If a pride of lions wanted to visit us to borrow a cup of sugar or exchange email addresses they could, and in fact on two nights, a leopard did stroll between our tents undoubtedly looking to see if there were any hiking boots left outside that they could steal and sell online.
The only thing protecting us from a jolly good mauling were a couple of Maasai askaris, or guards, armed with spears, daggers and a few thousand years’ worth of genetic nous. Each evening we sat by the campfire chatting about the day’s sightings or listening to the wonderful sounds of the African bush. All was good until it came time to go to bed.
I had camped in the Mara several times before and had hyenas and baboons defiantly strut through in daylight, but this campsite was apparently in an area of the reserve that was particularly filled with predators, chargers, stompers, biters and gorers. As such, one of the camp’s rules—or at least one of the camp’s insurance company’s rules—was that we were not allowed to walk around unescorted after dark.
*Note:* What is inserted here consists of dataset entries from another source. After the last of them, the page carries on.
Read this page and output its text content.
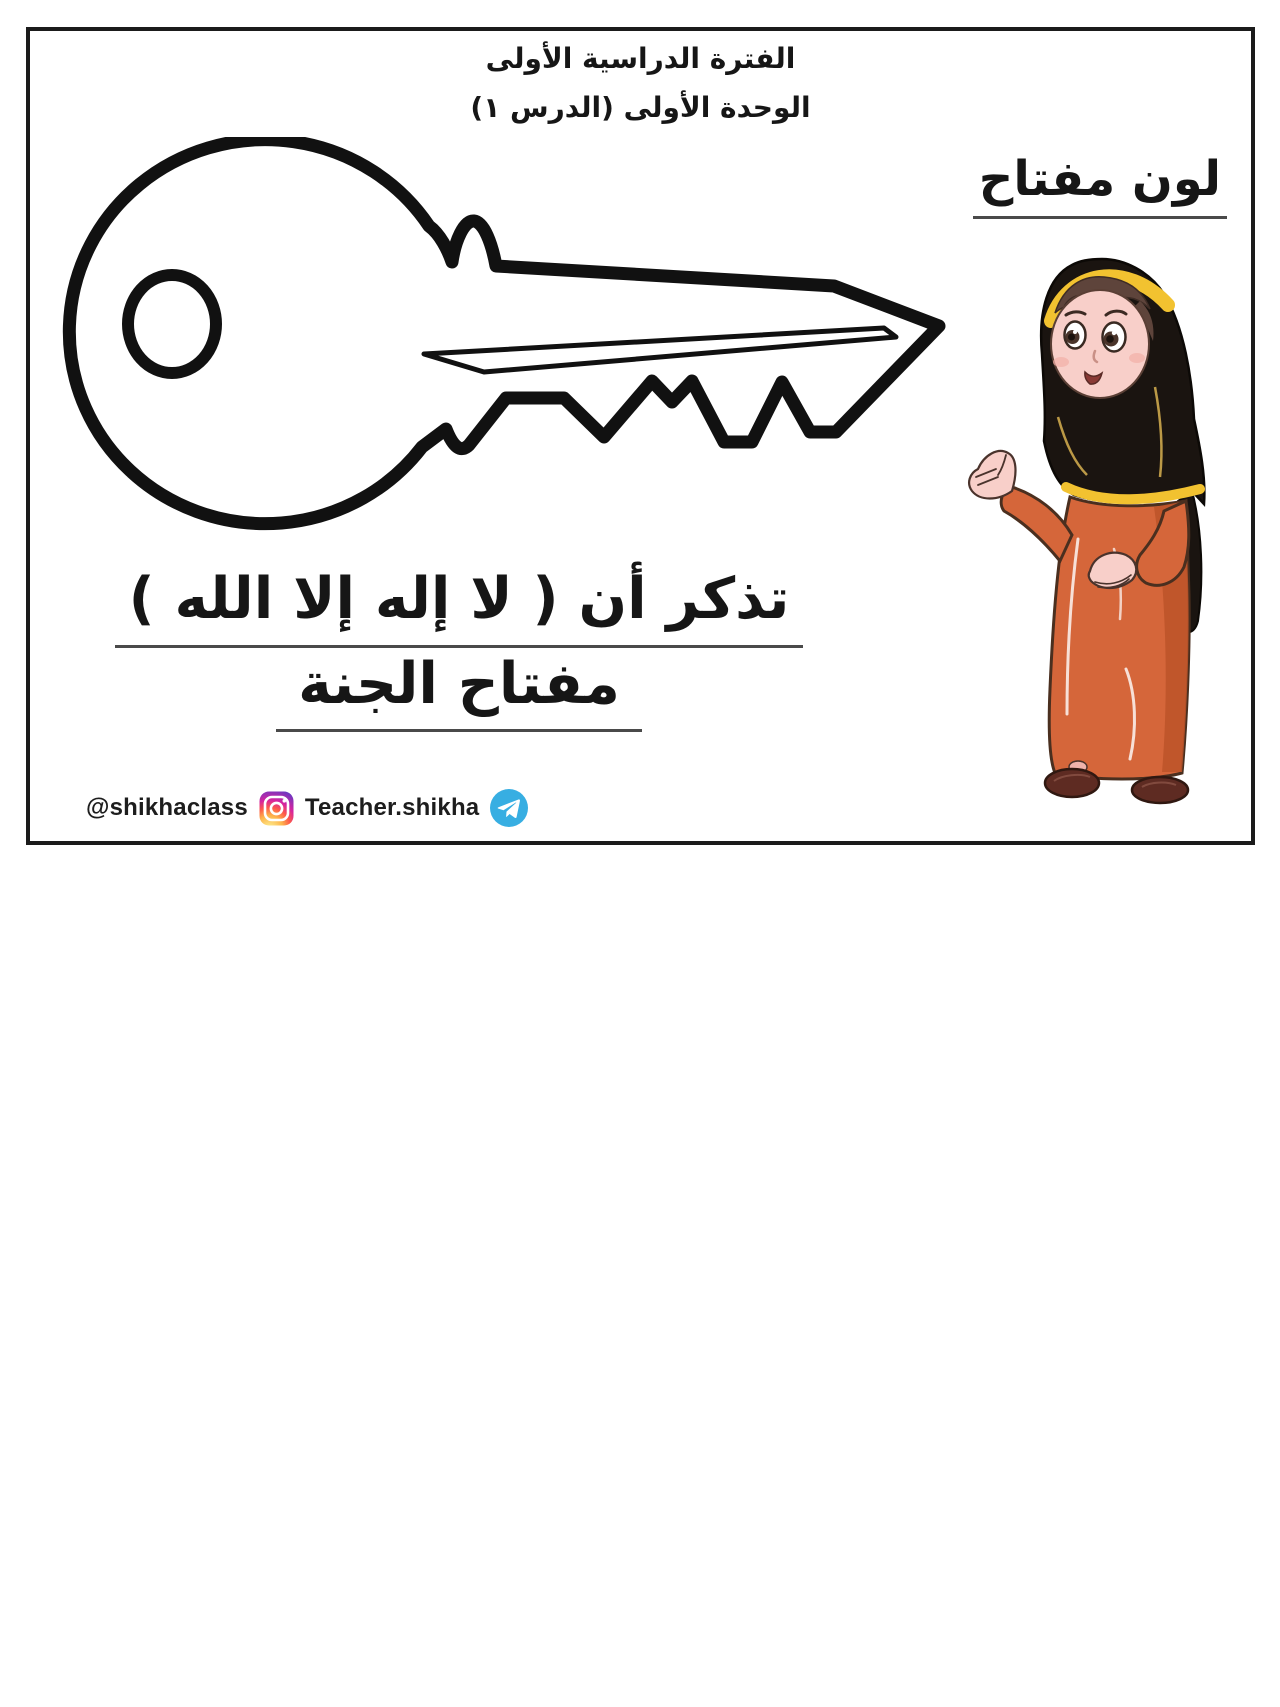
الفترة الدراسية الأولى
الوحدة الأولى (الدرس ١)
لون مفتاح
تذكر أن ( لا إله إلا الله )
مفتاح الجنة
@shikhaclass Teacher.shikha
Instead, when time came to head to our tents we would be accompanied by a Maasai warrior. In the unlikely event that we had to go somewhere during the night we had to blow a whistle and someone would assist us.
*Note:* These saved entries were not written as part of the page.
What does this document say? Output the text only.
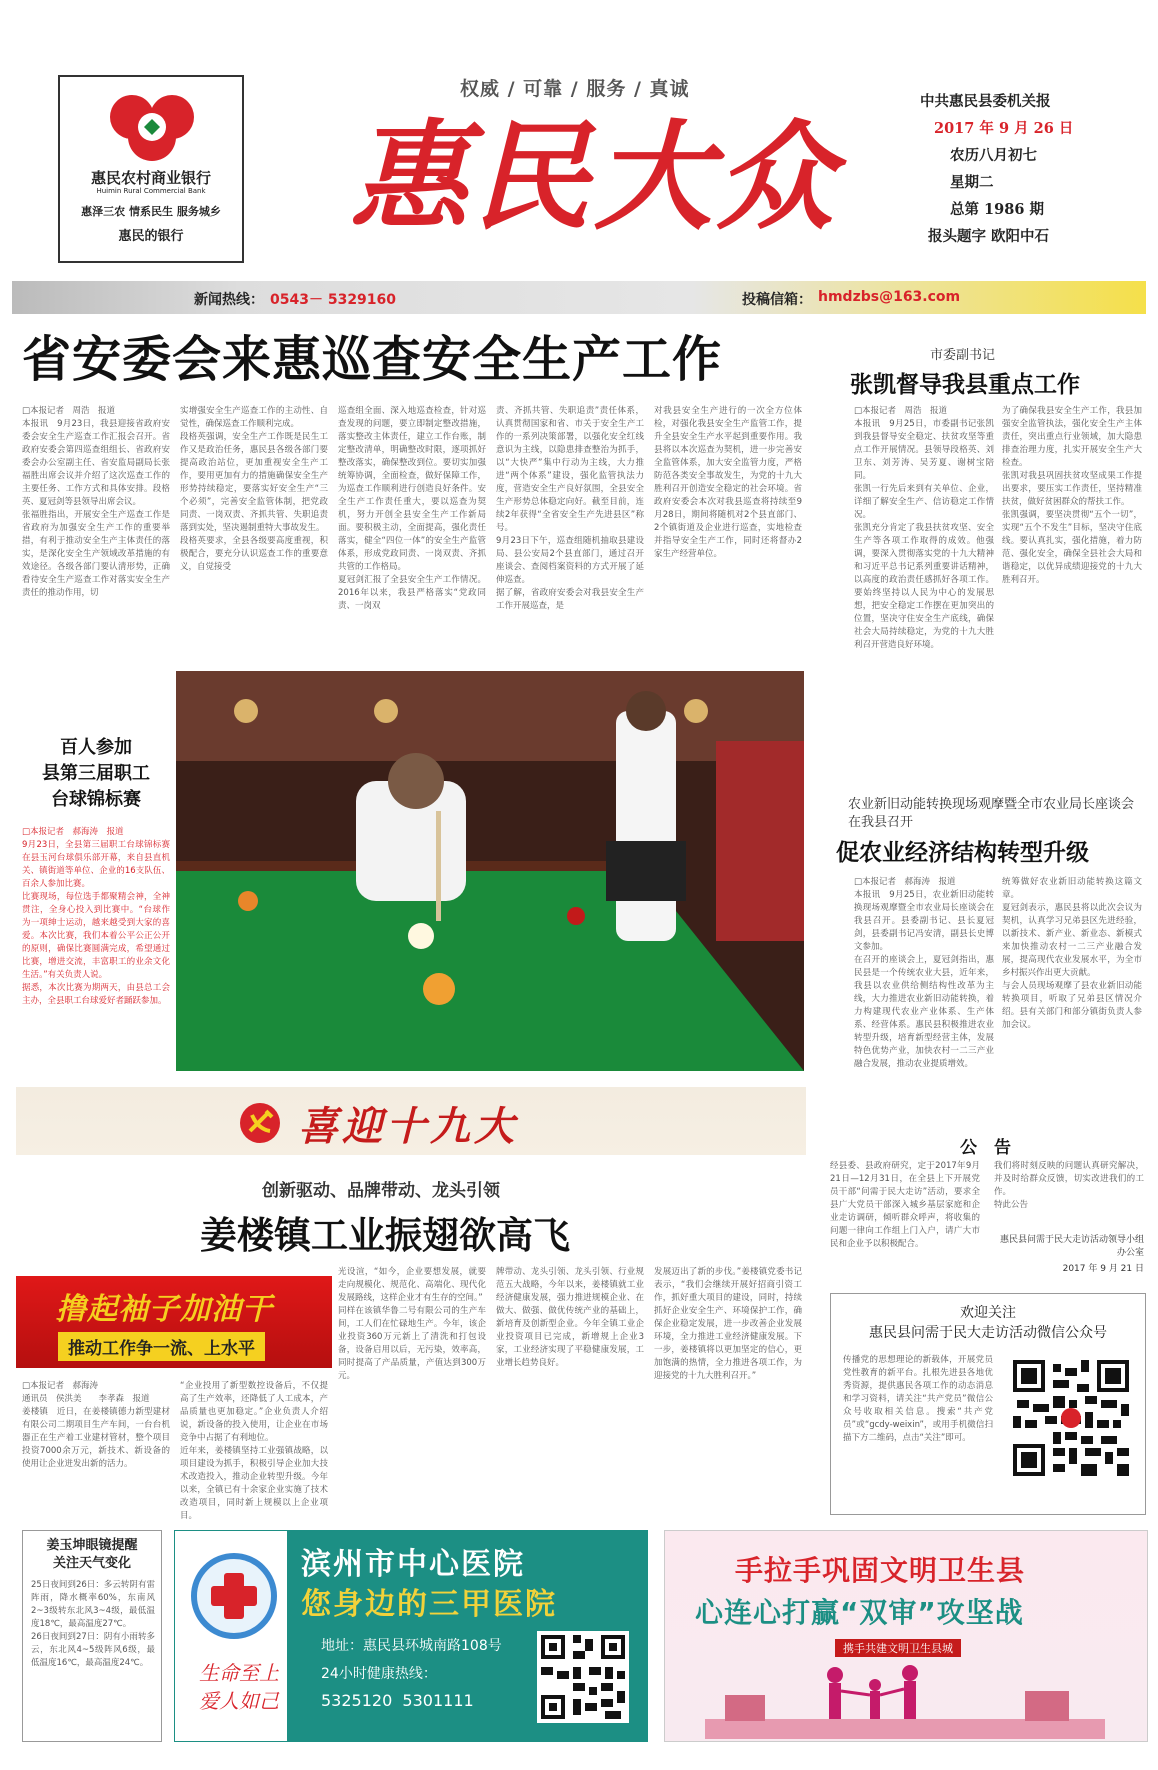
惠民农村商业银行
Huimin Rural Commercial Bank
惠泽三农 情系民生 服务城乡
惠民的银行
权威 / 可靠 / 服务 / 真诚
惠民大众
中共惠民县委机关报
2017 年 9 月 26 日
农历八月初七
星期二
总第 1986 期
报头题字 欧阳中石
新闻热线： 0543－ 5329160	投稿信箱： hmdzbs@163.com
省安委会来惠巡查安全生产工作
□本报记者　周浩　报道
本报讯　9月23日，我县迎接省政府安委会安全生产巡查工作汇报会召开。省政府安委会第四巡查组组长、省政府安委会办公室副主任、省安监局副局长张福胜出席会议并介绍了这次巡查工作的主要任务、工作方式和具体安排。段格英、夏冠剑等县领导出席会议。
张福胜指出，开展安全生产巡查工作是省政府为加强安全生产工作的重要举措，有利于推动安全生产主体责任的落实，是深化安全生产领域改革措施的有效途径。各级各部门要认清形势，正确看待安全生产巡查工作对落实安全生产责任的推动作用，切
实增强安全生产巡查工作的主动性、自觉性，确保巡查工作顺利完成。
段格英强调，安全生产工作既是民生工作又是政治任务，惠民县各级各部门要提高政治站位，更加重视安全生产工作，要用更加有力的措施确保安全生产形势持续稳定，要落实好安全生产“三个必须”，完善安全监管体制，把党政同责、一岗双责、齐抓共管、失职追责落到实处，坚决遏制重特大事故发生。
段格英要求，全县各级要高度重视，积极配合，要充分认识巡查工作的重要意义，自觉接受
巡查组全面、深入地巡查检查，针对巡查发现的问题，要立即制定整改措施，落实整改主体责任，建立工作台账，制定整改清单，明确整改时限，逐项抓好整改落实，确保整改到位。要切实加强统筹协调，全面检查，做好保障工作，为巡查工作顺利进行创造良好条件。安全生产工作责任重大，要以巡查为契机，努力开创全县安全生产工作新局面。要积极主动，全面提高，强化责任落实，健全“四位一体”的安全生产监管体系，形成党政同责、一岗双责、齐抓共管的工作格局。
夏冠剑汇报了全县安全生产工作情况。2016年以来，我县严格落实“党政同责、一岗双
责、齐抓共管、失职追责”责任体系，认真贯彻国家和省、市关于安全生产工作的一系列决策部署，以强化安全红线意识为主线，以隐患排查整治为抓手，以“大快严”集中行动为主线，大力推进“两个体系”建设，强化监管执法力度，营造安全生产良好氛围，全县安全生产形势总体稳定向好。截至目前，连续2年获得“全省安全生产先进县区”称号。
9月23日下午，巡查组随机抽取县建设局、县公安局2个县直部门，通过召开座谈会、查阅档案资料的方式开展了延伸巡查。
据了解，省政府安委会对我县安全生产工作开展巡查，是
对我县安全生产进行的一次全方位体检，对强化我县安全生产监管工作，提升全县安全生产水平起到重要作用。我县将以本次巡查为契机，进一步完善安全监管体系，加大安全监管力度，严格防范各类安全事故发生，为党的十九大胜利召开创造安全稳定的社会环境。省政府安委会本次对我县巡查将持续至9月28日，期间将随机对2个县直部门、2个镇街道及企业进行巡查，实地检查并指导安全生产工作，同时还将督办2家生产经营单位。
市委副书记
张凯督导我县重点工作
□本报记者　周浩　报道
本报讯　9月25日，市委副书记张凯到我县督导安全稳定、扶贫攻坚等重点工作开展情况。县领导段格英、刘卫东、刘芳涛、吴芳夏、谢树宝陪同。
张凯一行先后来到有关单位、企业，详细了解安全生产、信访稳定工作情况。
张凯充分肯定了我县扶贫攻坚、安全生产等各项工作取得的成效。他强调，要深入贯彻落实党的十九大精神和习近平总书记系列重要讲话精神，以高度的政治责任感抓好各项工作。要始终坚持以人民为中心的发展思想，把安全稳定工作摆在更加突出的位置，坚决守住安全生产底线，确保社会大局持续稳定，为党的十九大胜利召开营造良好环境。
为了确保我县安全生产工作，我县加强安全监管执法，强化安全生产主体责任，突出重点行业领域，加大隐患排查治理力度，扎实开展安全生产大检查。
张凯对我县巩固扶贫攻坚成果工作提出要求，要压实工作责任，坚持精准扶贫，做好贫困群众的帮扶工作。
张凯强调，要坚决贯彻“五个一切”，实现“五个不发生”目标，坚决守住底线。要认真扎实，强化措施，着力防范、强化安全，确保全县社会大局和谐稳定，以优异成绩迎接党的十九大胜利召开。
百人参加
县第三届职工
台球锦标赛
□本报记者　郝海涛　报道
9月23日，全县第三届职工台球锦标赛在县玉河台球俱乐部开幕，来自县直机关、镇街道等单位、企业的16支队伍、百余人参加比赛。
比赛现场，每位选手都聚精会神，全神贯注，全身心投入到比赛中。“台球作为一项绅士运动，越来越受到大家的喜爱。本次比赛，我们本着公平公正公开的原则，确保比赛圆满完成，希望通过比赛，增进交流，丰富职工的业余文化生活。”有关负责人说。
据悉，本次比赛为期两天，由县总工会主办，全县职工台球爱好者踊跃参加。
农业新旧动能转换现场观摩暨全市农业局长座谈会在我县召开
促农业经济结构转型升级
□本报记者　郝海涛　报道
本报讯　9月25日，农业新旧动能转换现场观摩暨全市农业局长座谈会在我县召开。县委副书记、县长夏冠剑，县委副书记冯安清，副县长史博文参加。
在召开的座谈会上，夏冠剑指出，惠民县是一个传统农业大县，近年来，我县以农业供给侧结构性改革为主线，大力推进农业新旧动能转换，着力构建现代农业产业体系、生产体系、经营体系。惠民县积极推进农业转型升级，培育新型经营主体，发展特色优势产业，加快农村一二三产业融合发展，推动农业提质增效。
统筹做好农业新旧动能转换这篇文章。
夏冠剑表示，惠民县将以此次会议为契机，认真学习兄弟县区先进经验，以新技术、新产业、新业态、新模式来加快推动农村一二三产业融合发展，提高现代农业发展水平，为全市乡村振兴作出更大贡献。
与会人员现场观摩了县农业新旧动能转换项目，听取了兄弟县区情况介绍。县有关部门和部分镇街负责人参加会议。
喜迎十九大	公　告
经县委、县政府研究，定于2017年9月21日—12月31日，在全县上下开展党员干部“问需于民大走访”活动，要求全县广大党员干部深入城乡基层家庭和企业走访调研，倾听群众呼声，将收集的问题一律向工作组上门入户，请广大市民和企业予以积极配合。
我们将时刻反映的问题认真研究解决，并及时给群众反馈，切实改进我们的工作。
特此公告
惠民县问需于民大走访活动领导小组办公室
2017 年 9 月 21 日
创新驱动、品牌带动、龙头引领
姜楼镇工业振翅欲高飞
撸起袖子加油干
推动工作争一流、上水平
□本报记者　郝海涛
通讯员　侯洪美　　李孝森　报道
姜楼镇　近日，在姜楼镇德力新型建材有限公司二期项目生产车间，一台台机器正在生产着工业建材管材，整个项目投资7000余万元，新技术、新设备的使用让企业迸发出新的活力。
“企业投用了新型数控设备后，不仅提高了生产效率，还降低了人工成本，产品质量也更加稳定。”企业负责人介绍说，新设备的投入使用，让企业在市场竞争中占据了有利地位。
近年来，姜楼镇坚持工业强镇战略，以项目建设为抓手，积极引导企业加大技术改造投入，推动企业转型升级。今年以来，全镇已有十余家企业实施了技术改造项目，同时新上规模以上企业项目。
光设渲，“如今，企业要想发展，就要走向规模化、规范化、高端化、现代化发展路线，这样企业才有生存的空间。”
同样在该镇华鲁二号有限公司的生产车间，工人们在忙碌地生产。今年，该企业投资360万元新上了清洗和打包设备，设备启用以后，无污染，效率高，同时提高了产品质量，产值达到300万元。
牌带动、龙头引领、龙头引领、行业规范五大战略，今年以来，姜楼镇就工业经济健康发展，强力推进规模企业、在做大、做强、做优传统产业的基础上，新培育及创新型企业。今年全镇工业企业投资项目已完成，新增规上企业3家，工业经济实现了平稳健康发展，工业增长趋势良好。
发展迈出了新的步伐。”姜楼镇党委书记表示，“我们会继续开展好招商引资工作，抓好重大项目的建设，同时，持续抓好企业安全生产、环境保护工作，确保企业稳定发展，进一步改善企业发展环境，全力推进工业经济健康发展。下一步，姜楼镇将以更加坚定的信心，更加饱满的热情，全力推进各项工作，为迎接党的十九大胜利召开。”
欢迎关注
惠民县问需于民大走访活动微信公众号
传播党的思想理论的新载体，开展党员党性教育的新平台。扎根先进县各地优秀资源，提供惠民各项工作的动态消息和学习资料，请关注“共产党员”微信公众号收取相关信息。搜索“共产党员”或“gcdy-weixin”，或用手机微信扫描下方二维码，点击“关注”即可。
姜玉坤眼镜提醒
关注天气变化
25日夜间到26日：多云转阴有雷阵雨，降水概率60%，东南风2~3级转东北风3~4级，最低温度18℃，最高温度27℃。
26日夜间到27日：阴有小雨转多云，东北风4~5级阵风6级，最低温度16℃，最高温度24℃。	生命至上
爱人如己
滨州市中心医院
您身边的三甲医院
地址：惠民县环城南路108号
24小时健康热线：
5325120  5301111
手拉手巩固文明卫生县
心连心打赢“双审”攻坚战
携手共建文明卫生县城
On one particular evening after excusing ourselves from the campfire-side chat, our personal askari led the way to our tent. Spear in one hand, flashlight in the other, we traipsed beyond the dancing glow of the fire and through the all-encompassing darkness. Just as we approached our tent, our guard anxiously hissed for us to stop, and hurriedly whispered something to us in Maa, and then again in Swahili, all the while crouching and gesticulating at the bushes and grass directly in front of the tent. We cowered behind him trying to see what he was indicating, all while racking my encyclopaedic brain to try and translate the word “komba.”
I knew it wasn’t lion, buffalo, leopard or elephant, but beyond that I just couldn’t determine what was about to leap from the bushes and tear us limb from limb. My heart pounded in my chest. After what seemed an eternity, the vicious komba threat apparently abated and our askari, frustrated at being unable to tell us what horrific death he’d just bravely prevented, led us back to the campfire and a stack of reference books.
He thumbed through one, stopped at a colour plate and handed it over. We took it with bated breath and held it in our sweaty palms, wondering want demon from the dark we’d just dodged. The picture was of a small squirrel-sized teddy bear with enormous dark eyes, fluffy ears and a long curly tail that was wrapped around a small tree.
“Komba,” he said with a smile of satisfaction and elation, poking the picture with an emphatic finger. “Bush baby.”
Being nocturnal and very small, sightings were scarce and therefore our sentinel was very happy. The fact that only he had actually seen it didn’t detract from his delight. Our hearts returned to their rightful spot in our chests and we once more headed to our tent for the night.